Comment une Tibétaine accusée d’espionnage au profit de la Chine a pu rester en Belgique
Selon la Sûreté de l’Etat, «Amala» est une espionne pour le compte de la Chine. Selon la justice, les preuves ne sont pas suffisantes. Qui a raison?
Parcourir plusieurs rapports annuels de la Sûreté de l’Etat, c’est découvrir des chapitres entiers consacrés au «vaste réseau d’organes de renseignement» que la Chine déploie dans notre pays. Y sont également énumérées quelques cibles traditionnelles des services de renseignement chinois, à savoir «les mouvements indépendantistes tibétain, ouïgour et taïwanais, les partisans du mouvement Falun Gong et les représentants des courants démocratiques».
Une « menace » pour la Chine
L’affaire relatée ici concerne l’une d’elles: l’intérêt de la Chine pour la communauté tibétaine en Belgique, qui comprend environ sept mille membres. La grande majorité d’entre eux ont fui le Tibet, une région autonome de la Chine.
L’information obtenue est utilisée pour intimider les familles des Tibétains.
Si Pékin considère le Tibet comme faisant partie de son empire historique, de nombreux Tibétains estiment qu’il a été illégalement annexé en 1951 et plaident pour davantage d’autonomie, voire l’indépendance. Le gouvernement chinois voit le mouvement indépendantiste tibétain comme une menace pour la stabilité du pays.
Des sources crédibles
Retour en arrière. Avril 2018. La justice suédoise décide de poursuivre un réfugié tibétain pour suspicion d’espionnage.

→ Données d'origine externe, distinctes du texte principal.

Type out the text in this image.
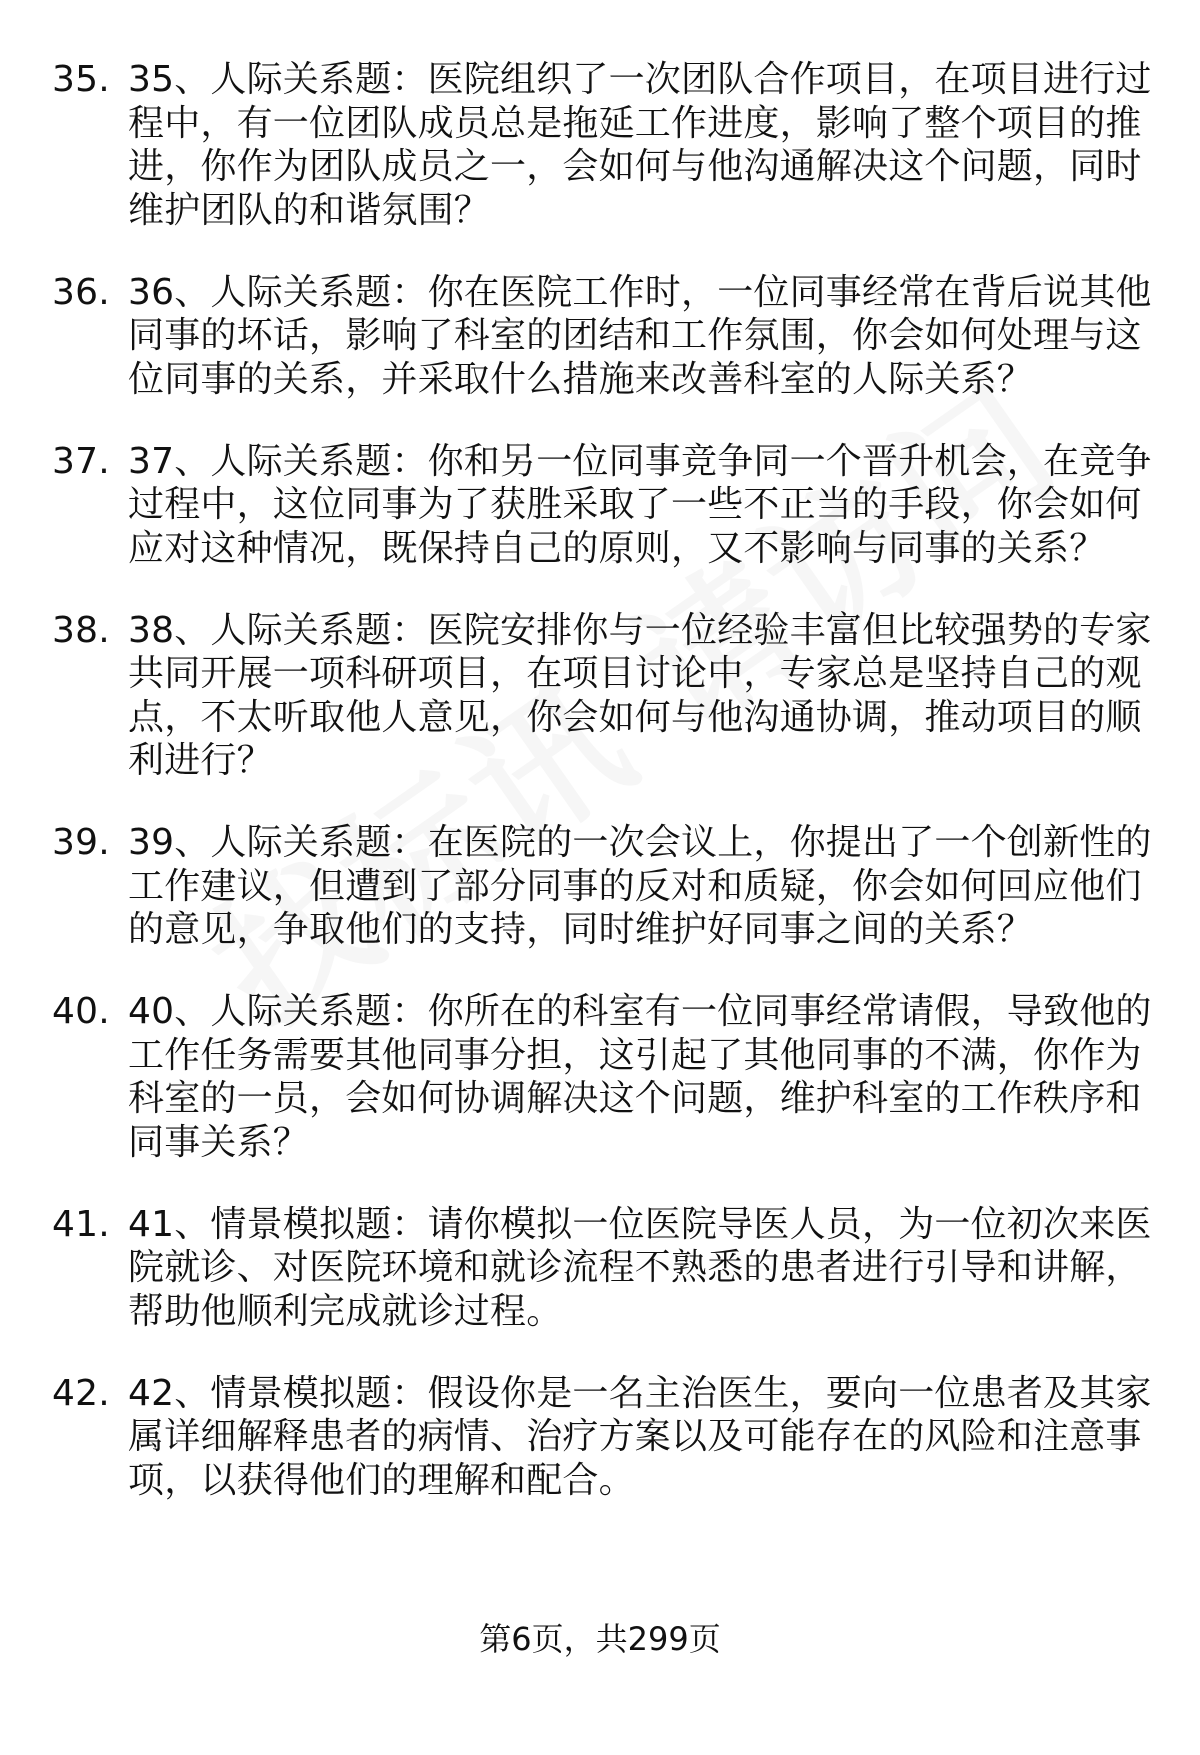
35. 35、人际关系题：医院组织了一次团队合作项目，在项目进行过程中，有一位团队成员总是拖延工作进度，影响了整个项目的推进，你作为团队成员之一，会如何与他沟通解决这个问题，同时维护团队的和谐氛围？
36. 36、人际关系题：你在医院工作时，一位同事经常在背后说其他同事的坏话，影响了科室的团结和工作氛围，你会如何处理与这位同事的关系，并采取什么措施来改善科室的人际关系？
37. 37、人际关系题：你和另一位同事竞争同一个晋升机会，在竞争过程中，这位同事为了获胜采取了一些不正当的手段，你会如何应对这种情况，既保持自己的原则，又不影响与同事的关系？
38. 38、人际关系题：医院安排你与一位经验丰富但比较强势的专家共同开展一项科研项目，在项目讨论中，专家总是坚持自己的观点，不太听取他人意见，你会如何与他沟通协调，推动项目的顺利进行？
39. 39、人际关系题：在医院的一次会议上，你提出了一个创新性的工作建议，但遭到了部分同事的反对和质疑，你会如何回应他们的意见，争取他们的支持，同时维护好同事之间的关系？
40. 40、人际关系题：你所在的科室有一位同事经常请假，导致他的工作任务需要其他同事分担，这引起了其他同事的不满，你作为科室的一员，会如何协调解决这个问题，维护科室的工作秩序和同事关系？
41. 41、情景模拟题：请你模拟一位医院导医人员，为一位初次来医院就诊、对医院环境和就诊流程不熟悉的患者进行引导和讲解，帮助他顺利完成就诊过程。
42. 42、情景模拟题：假设你是一名主治医生，要向一位患者及其家属详细解释患者的病情、治疗方案以及可能存在的风险和注意事项，以获得他们的理解和配合。
第6页，共299页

Dorjee Gyantsan aurait transmis à un agent du renseignement chinois des informations sur la communauté tibétaine installée en Suède: des détails sur leurs activités politiques, réunions, projets de voyages, résidences et relations personnelles.
En échange, Dorjee Gyantsan (qui fut condamné par la suite) a reçu de l’argent de son agent de liaison chinois, qu’il rencontrait invariablement en Pologne dans l’espoir de rester sous le radar des autorités.
En avril 2018 aussi, la Sûreté de l’Etat reçoit des informations concernant une femme tibétaine installée à Bruxelles et que nous appellerons «Amala» (un nom d’emprunt ; sa véritable identité est connue de la rédaction). Les informations proviennent de sources considérées comme «crédibles» par la Sûreté. Elles soulèvent des questions concernant Amala, née au Tibet, reconnue ensuite comme réfugiée par les Pays-Bas et aujourd’hui de nationalité néerlandaise.
Chanteuse d’opéra
En 2001, elle déménage en Belgique où elle travaille comme chanteuse d’opéra, traductrice-interprète et restauratrice indépendante. Elle est également très active au sein de la communauté tibétaine, notamment en tant que présidente d’une asbl durant plusieurs années.
Apprenant qu’en avril 2018, Amala a demandé un visa pour la Chine, la Sûreté de l’Etat estime qu’elle l’a obtenu un peu trop facilement pour une ancienne réfugiée. Elle lance alors une enquête approfondie sur ses agissements. Selon différents canaux, il apparaît qu’elle se serait rendue en Chine – y compris au Tibet – à plusieurs reprises entre 2009 et 2018.
Collaboratrice occasionnelle
En mai 2019, soit plus d’un an après le début de l’enquête, la Sûreté de l’Etat envoie ses conclusions à l’Office des étrangers. Dans une note adressée à son directeur général, on peut lire que, depuis 2018, Amala a contacté de plus en plus souvent l’ambassade de Chine.
Selon la Sûreté de l’Etat, la Tibétaine serait une «collaboratrice occasionnelle» des services de renseignement chinois. Elle transmettrait des informations sur les activités de la communauté tibétaine en Belgique. Et ces informations – toujours selon la Sûreté de l’Etat – permettraient à l’ambassade et aux services de renseignement chinois d’intimider les réfugiés tibétains en Belgique et de faire pression sur leurs familles restées en Chine.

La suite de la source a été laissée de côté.